20.05.2020

4. Deutsch-Österreichisches ZPO-Seminar 2020

Am 18. und 19.5.2020 fand zum vierten Mal das deutsch-österreichische ZPO-Seminar statt. Seit 2017 treffen sich jährlich im Sommersemester Studierende der Karl-Franzens-Universität Graz und der HHU, um sich rechtsvergleichend den Zivilprozessrechten der beiden Rechtsordnungen zuzuwenden. Betreut von Prof. Dr. Thomas Garber (Graz) und Prof. Dr. Katharina Lugani sowie ihren Mitarbeiter/innen Felix Hohenberg, Thomas Scherer, Jerome Schröder, LL.M., und Marie-Luise Zirngast, befassten sich jeweils zehn Studierende aus beiden Staaten in diesem Jahr mit Einzelthemen unter dem Oberthema „Kollektiver Rechtsschutz“. Das Seminar findet im Wechsel in Düsseldorf und Wien statt; dieses Jahr musste spontan von Wien auf Zoom ausgewichen werden. Erfreulicherweise schadete die digitale Form des Treffens der Intensität der Diskussionen und der Herzlichkeit des Austauschs in keiner Weise. Eine Besonderheit des rechtsvergleichenden Seminars ist, dass die deutschen und österreichischen Seminarpartner jeweils eine Seminararbeit gemeinsam zu einem Thema erarbeiten und einreichen. Dies bedingt eine besonders enge Zusammenarbeit zwischen den Studierenden beider Staaten.

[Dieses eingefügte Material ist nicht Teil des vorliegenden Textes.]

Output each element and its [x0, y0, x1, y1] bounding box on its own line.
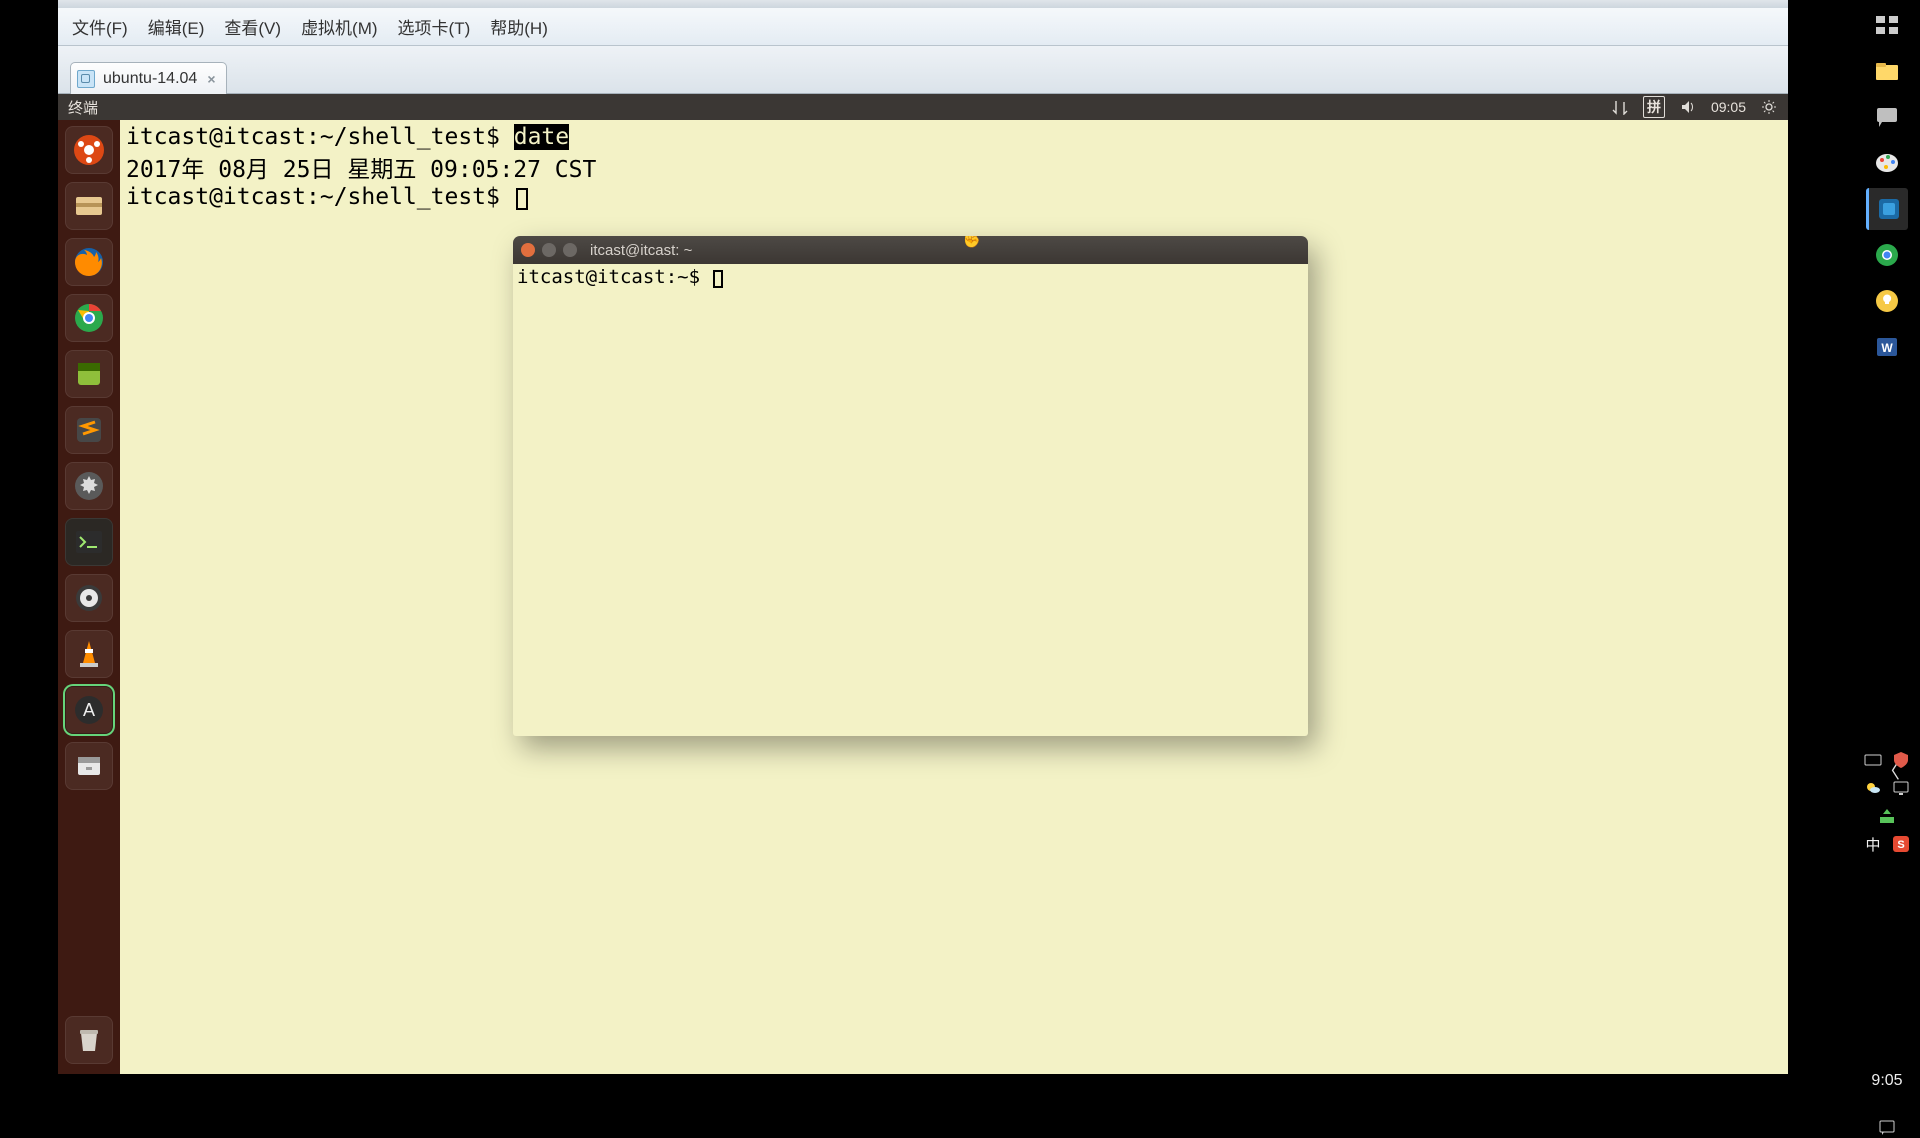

Am ersten Seminartag fanden fünf Doppelreferate statt zu den Themen „Einführung zum kollektiven Rechtsschutz – Bedarf, Funktionen, Typen“; „Status quo der Verfügbarkeit kollektiver Rechtsschutzverfahren in Österreich und Deutschland“; „Vereinbarkeit des kollektiven Rechtsschutzes mit zivilprozessualen Grundsätzen“; „Qualifizierte Einrichtungen und entsprechende Institute“ sowie „Beteiligte und Beteiligung auf Klägerseite im weiteren Sinne“. Die Vorträge und Diskussionen brachten interessante Einblicke in die jeweils andere Rechtsordnung, z.B. in die „Sammelklage österreichischer Prägung“, bei der (Leistungs-)Sammelklagen insbesondere einer Verbraucherschutzorganisation basierend auf einem Abtretungsmodell geltend gemacht werden. Die Sammelklage österreichischer Prägung wurde aus allgemeinen zivilprozessualen und materiellrechtlichen Elementen von der Praxis entwickelt und ist bis heute nicht besonders kodifiziert. Am zweiten Seminartag hörten wir erneut fünf Doppelreferate, die sich mit den Themen "Mögliche Ziele kollektiver Rechtsschutzverfahren", "Besonderheiten des Streitgegenstands", "Besonderheiten der Verfahrensdurchführung", "Verfahrensbeendigung, insbesondere Rechtskraft und Bindungswirkung" und "Rechtspolitischer Ausblick in Österreich und Deutschland" befassten. Als besondere Überraschung gab es mittags noch einen Vortrag von RA Dr. Alexander Klauser, Wien, der in Österreich eine treibende Kraft im kollektiven Rechtsschutz ist.

2021 soll das Seminar erneut in Wien stattfinden, dieses Mal unter dem Oberthema „Zivilprozess in der Krise“. Nähere Informationen hierzu erfolgen im Laufe des Wintersemesters über den Lehrstuhl Prof. Dr. Lugani.